First Exploration

Day 1:

Today we made the long and grueling journey from the US to China. The day started with pulling an all nighter with most of the Plus3 China gang. It was a long night but worth it to get our sleeping schedules somewhat adjusted. We began the journey at 2:45 am when we departed Pitt on a charter bus to head to the airport. We then left the Airport at 6:10 to fly 30 minutes to DC. I slept the entire way on this flight. After this most of the group, including myself, all took a long and much needed nap in the DC airport. We boarded the plane to China at 12 pm and departed at 12:50pm. We were actually on our way! The next 14 hours were nothing but brutal. The plane seats were okay, but the lady who kept putting her knees into the back of my seat go annoying after a while. I watched three movies and tried to sleep as much as possible, but it still felt like forever. We finally arrived slightly before 2 pm.

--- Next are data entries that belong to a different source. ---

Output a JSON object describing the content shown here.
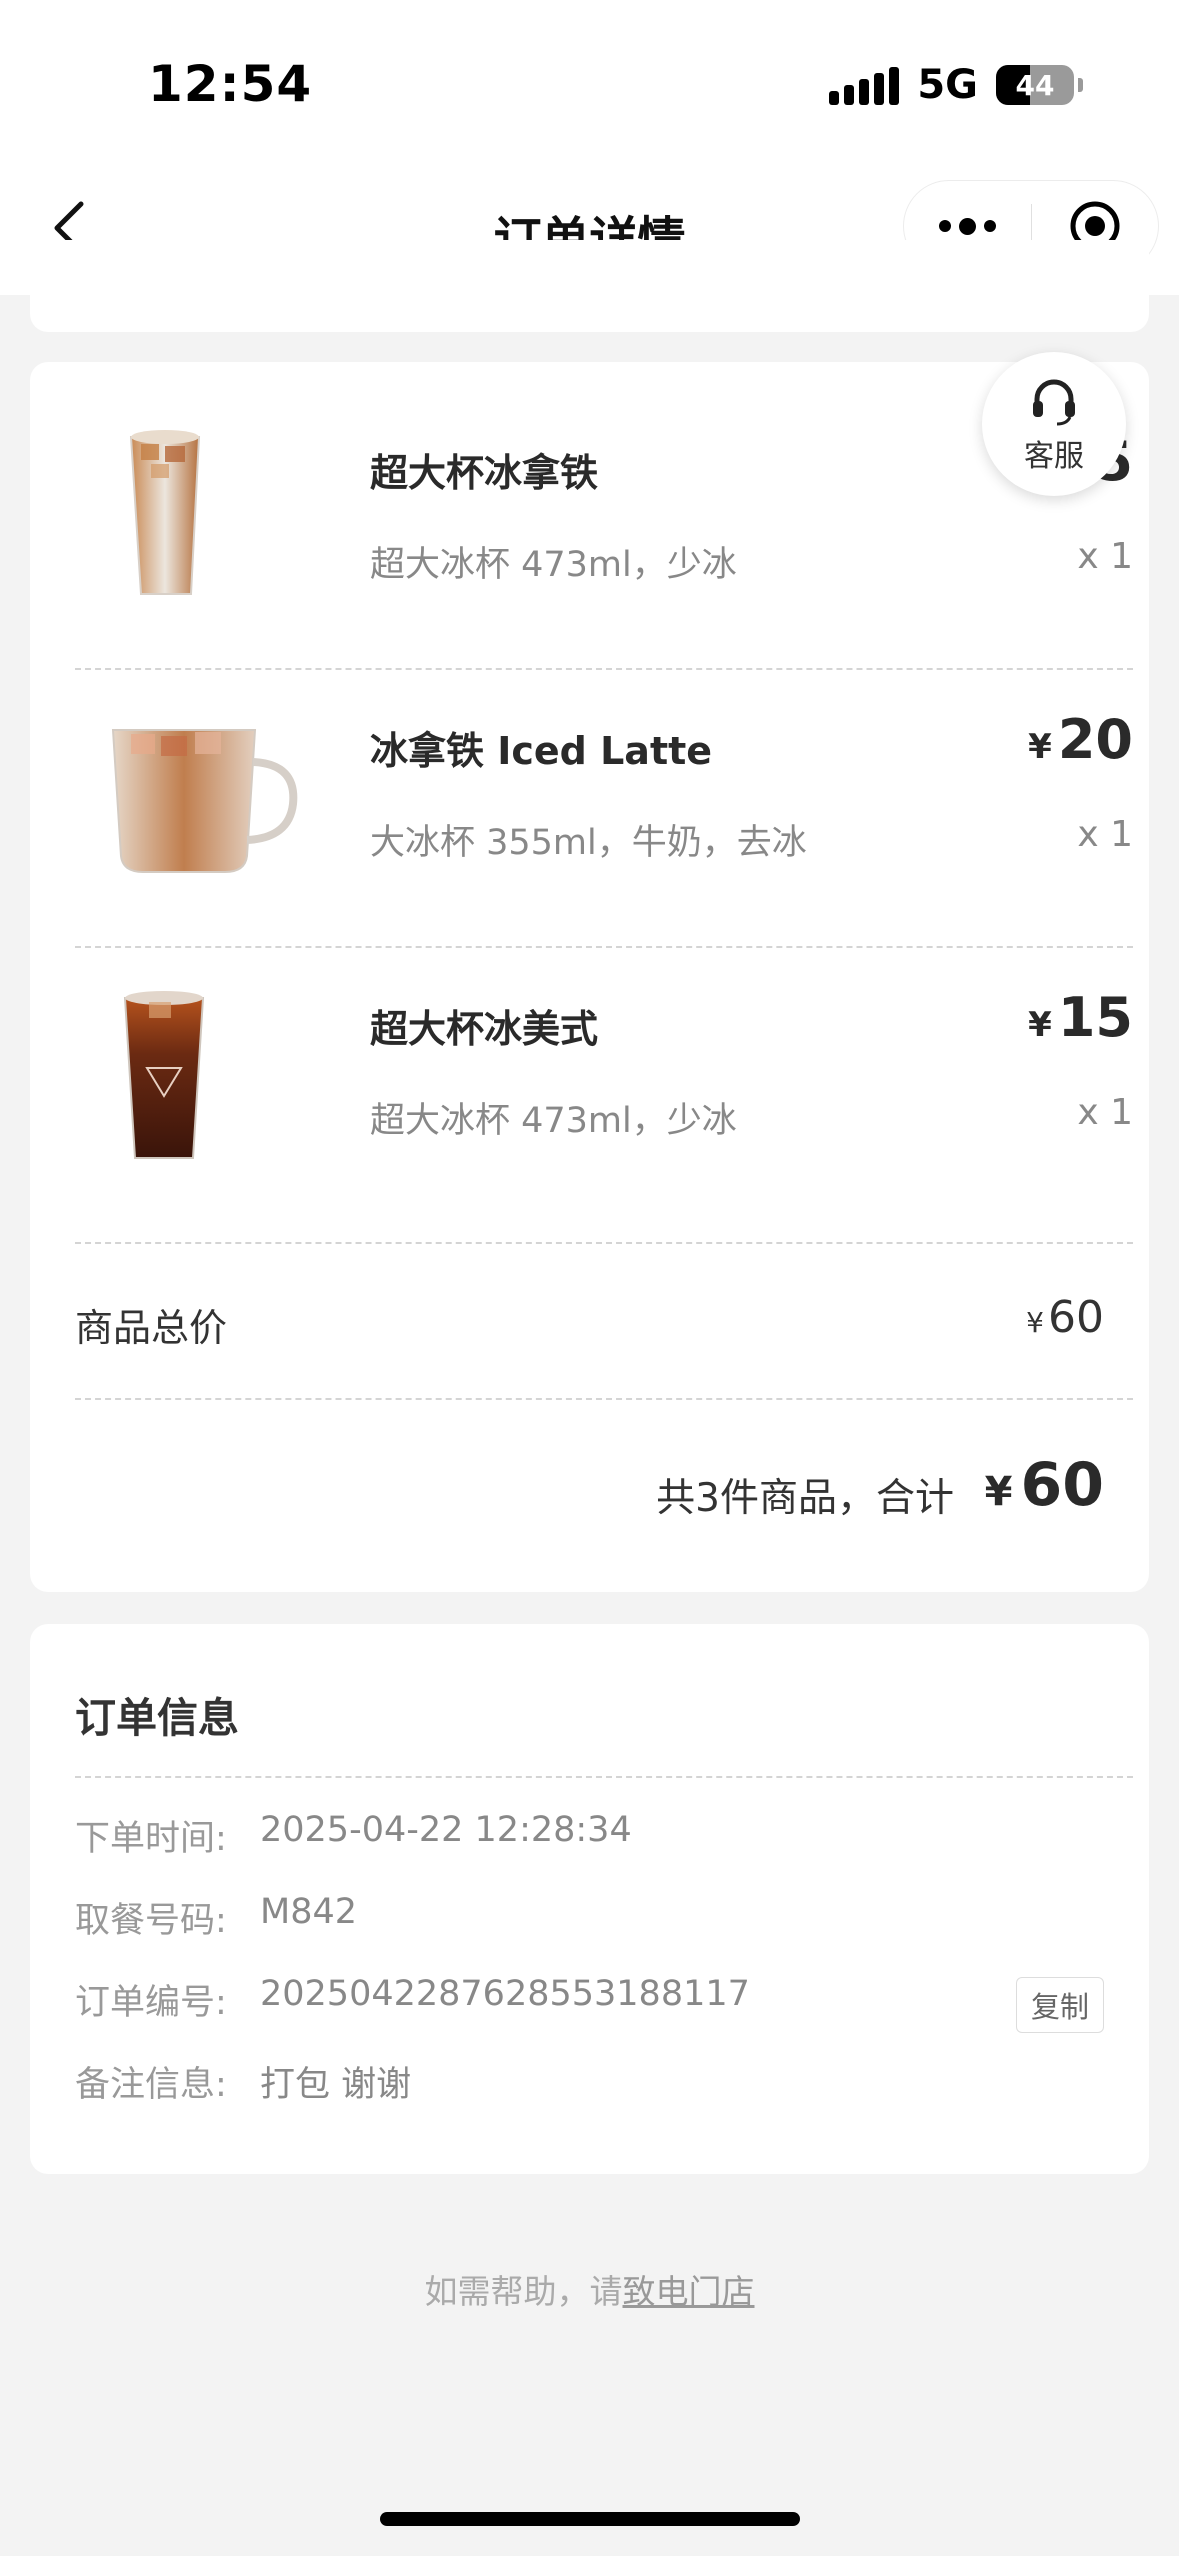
{
  "status_bar": {
    "time": "12:54",
    "network": "5G",
    "battery_level": "44",
    "battery_fraction": 0.44
  },
  "nav": {
    "title": "订单详情",
    "back_icon": "chevron-left-icon",
    "more_icon": "more-dots-icon",
    "close_icon": "target-close-icon"
  },
  "customer_service": {
    "label": "客服",
    "icon": "headset-icon"
  },
  "items": [
    {
      "name": "超大杯冰拿铁",
      "spec": "超大冰杯 473ml，少冰",
      "price": "25",
      "currency": "¥",
      "qty": "x 1",
      "image": "iced-latte-large-cup"
    },
    {
      "name": "冰拿铁 Iced Latte",
      "spec": "大冰杯 355ml，牛奶，去冰",
      "price": "20",
      "currency": "¥",
      "qty": "x 1",
      "image": "iced-latte-glass-mug"
    },
    {
      "name": "超大杯冰美式",
      "spec": "超大冰杯 473ml，少冰",
      "price": "15",
      "currency": "¥",
      "qty": "x 1",
      "image": "iced-americano-cup"
    }
  ],
  "summary": {
    "subtotal_label": "商品总价",
    "subtotal_currency": "¥",
    "subtotal_value": "60",
    "total_text": "共3件商品，合计",
    "total_currency": "¥",
    "total_value": "60"
  },
  "order_info": {
    "title": "订单信息",
    "rows": [
      {
        "label": "下单时间:",
        "value": "2025-04-22 12:28:34"
      },
      {
        "label": "取餐号码:",
        "value": "M842"
      },
      {
        "label": "订单编号:",
        "value": "2025042287628553188117"
      },
      {
        "label": "备注信息:",
        "value": "打包 谢谢"
      }
    ],
    "copy_label": "复制"
  },
  "help": {
    "prefix": "如需帮助，请",
    "link": "致电门店"
  }
}
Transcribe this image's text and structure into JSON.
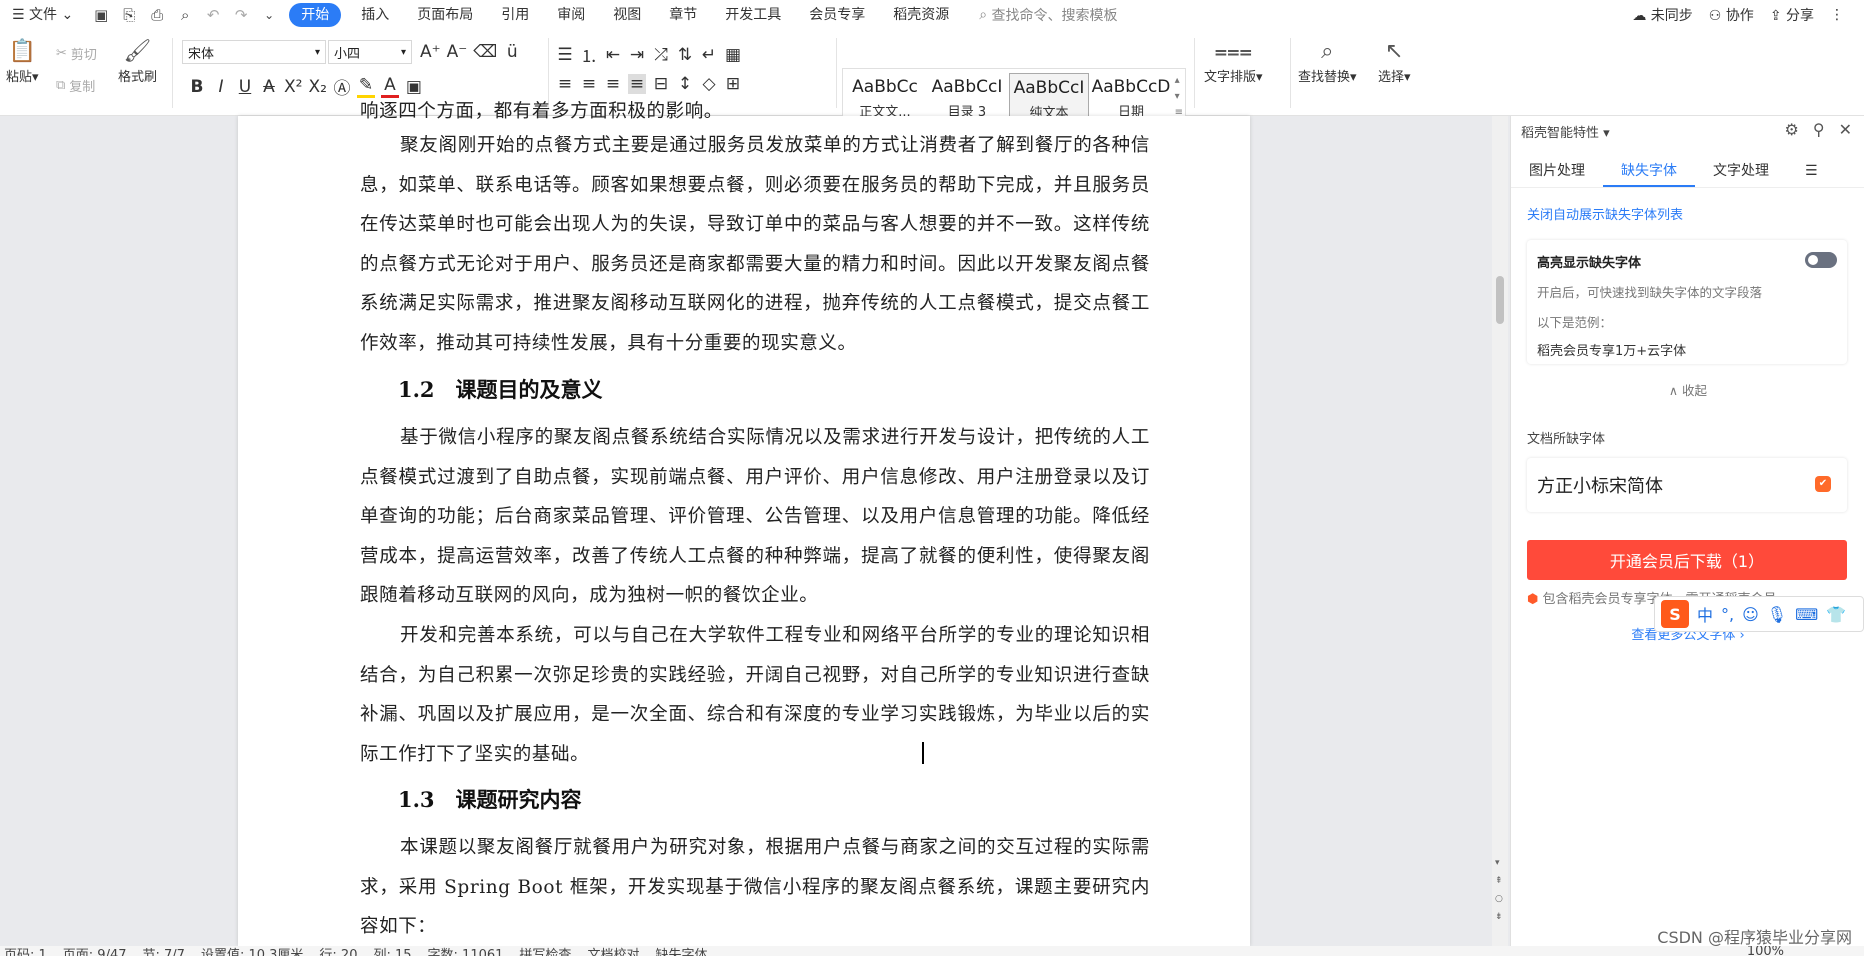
{
  "menu": {
    "file": "文件",
    "tabs": [
      "开始",
      "插入",
      "页面布局",
      "引用",
      "审阅",
      "视图",
      "章节",
      "开发工具",
      "会员专享",
      "稻壳资源"
    ],
    "search_placeholder": "查找命令、搜索模板",
    "sync": "未同步",
    "collab": "协作",
    "share": "分享"
  },
  "ribbon": {
    "paste": "粘贴",
    "cut": "剪切",
    "copy": "复制",
    "format_painter": "格式刷",
    "font_name": "宋体",
    "font_size": "小四",
    "styles": [
      {
        "preview": "AaBbCc",
        "name": "正文文..."
      },
      {
        "preview": "AaBbCcI",
        "name": "目录 3"
      },
      {
        "preview": "AaBbCcI",
        "name": "纯文本"
      },
      {
        "preview": "AaBbCcD",
        "name": "日期"
      }
    ],
    "text_layout": "文字排版",
    "find_replace": "查找替换",
    "select": "选择"
  },
  "doc": {
    "cut_top_line": "响逐四个方面，都有着多方面积极的影响。",
    "p1": "聚友阁刚开始的点餐方式主要是通过服务员发放菜单的方式让消费者了解到餐厅的各种信息，如菜单、联系电话等。顾客如果想要点餐，则必须要在服务员的帮助下完成，并且服务员在传达菜单时也可能会出现人为的失误，导致订单中的菜品与客人想要的并不一致。这样传统的点餐方式无论对于用户、服务员还是商家都需要大量的精力和时间。因此以开发聚友阁点餐系统满足实际需求，推进聚友阁移动互联网化的进程，抛弃传统的人工点餐模式，提交点餐工作效率，推动其可持续性发展，具有十分重要的现实意义。",
    "h2": "1.2　课题目的及意义",
    "p2": "基于微信小程序的聚友阁点餐系统结合实际情况以及需求进行开发与设计，把传统的人工点餐模式过渡到了自助点餐，实现前端点餐、用户评价、用户信息修改、用户注册登录以及订单查询的功能；后台商家菜品管理、评价管理、公告管理、以及用户信息管理的功能。降低经营成本，提高运营效率，改善了传统人工点餐的种种弊端，提高了就餐的便利性，使得聚友阁跟随着移动互联网的风向，成为独树一帜的餐饮企业。",
    "p3": "开发和完善本系统，可以与自己在大学软件工程专业和网络平台所学的专业的理论知识相结合，为自己积累一次弥足珍贵的实践经验，开阔自己视野，对自己所学的专业知识进行查缺补漏、巩固以及扩展应用，是一次全面、综合和有深度的专业学习实践锻炼，为毕业以后的实际工作打下了坚实的基础。",
    "h3": "1.3　课题研究内容",
    "p4": "本课题以聚友阁餐厅就餐用户为研究对象，根据用户点餐与商家之间的交互过程的实际需求，采用 Spring Boot 框架，开发实现基于微信小程序的聚友阁点餐系统，课题主要研究内容如下："
  },
  "panel": {
    "title": "稻壳智能特性",
    "tabs": [
      "图片处理",
      "缺失字体",
      "文字处理"
    ],
    "close_auto": "关闭自动展示缺失字体列表",
    "highlight_title": "高亮显示缺失字体",
    "highlight_desc": "开启后，可快速找到缺失字体的文字段落",
    "example_label": "以下是范例：",
    "example_text": "稻壳会员专享1万+云字体",
    "collapse": "收起",
    "missing_label": "文档所缺字体",
    "missing_font": "方正小标宋简体",
    "download": "开通会员后下载（1）",
    "member_note": "包含稻壳会员专享字体，需开通稻壳会员",
    "more_fonts": "查看更多公文字体"
  },
  "ime": {
    "lang": "中"
  },
  "status": {
    "items": [
      "页码: 1",
      "页面: 9/47",
      "节: 7/7",
      "设置值: 10.3厘米",
      "行: 20",
      "列: 15",
      "字数: 11061",
      "拼写检查",
      "文档校对",
      "缺失字体"
    ],
    "zoom": "100%"
  },
  "watermark": "CSDN @程序猿毕业分享网",
  "colors": {
    "accent": "#2b7cf6",
    "download": "#ff4a3a"
  }
}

Upon arrival, one of the first things I noticed was the muggy looking sky. I find it disturbing that the people in Beijing never see a blue sky. It looks like fog over the city 24 hours a day. The airport itself was an adventure. Chinese customs will not let you enter the country if you do not scan your finger prints. I am curious as to what they use them for. Customs was rather efficient, and before we knew it we were through them and on the bus headed to the hotel. Our program guides, Jane and Liliana, got us arrival presents. They gave us Chinese fans, some with pandas, some with dragons, and some with Chinese architecture. I appreciated the gesture, and really care for the fan. While on the bus, I was amazed by sites the city has to offer. Beijing is a giant city, but what amazed me the most is how much “green” or plants they have throughout. The roads are lined with trees of all various kinds, and we passed many parks on our 30 min bus ride. The architecture in the city was astonishing as well. Beijing has its fair share of classic Chinese architecture, but it also has many buildings that could fit in in the US. One question I have, is why do many of the buildings look like they have unfinished tops? Is this the Chinese style or are a lot of buildings just looking to expand up? Eventually we arrived at the Pentahotel. I was so happy to finally shower after traveling for over 24 hours.
The final guided part to our night was our dinner. We were given a catered authentic Chinese meal. I sat at a table with about 10 of my classmates, none of which knew how to eat 50% of the food in front of us. I am pretty sure we ate some things that were only meant for decoration. Looking back now we probably should have had one of the program guides sit at the table with us. Other than that, the meal was delicious. I have never had duck before, but I have to say it was one of the best things I have ever tried. I resented chopsticks before coming, but after using them a few times I have become sufficient enough to eat with them. I would like more meals like that in the future.
The final part of our night was when a few of us went exploring on our own. We only made it about a block away from the hotel, but I still felt like we learned so much. The first thing we did was go into a McDonald’s. They were serving Ice cream in gray cones, and full-sized chicken legs, but the best part was they use touchscreens to order here instead of cashiers. We then ventured into a mall that looked like it was going to be 4 stories tall. Upon entry we discovered that it was a 7-story building that went underground. The mall was pretty like the US, other than the orange juice machines and coconut machines that replaced the soda machines that are in the US. We headed back to the hotel after some exploration and called it a night since we had a busy day to follow.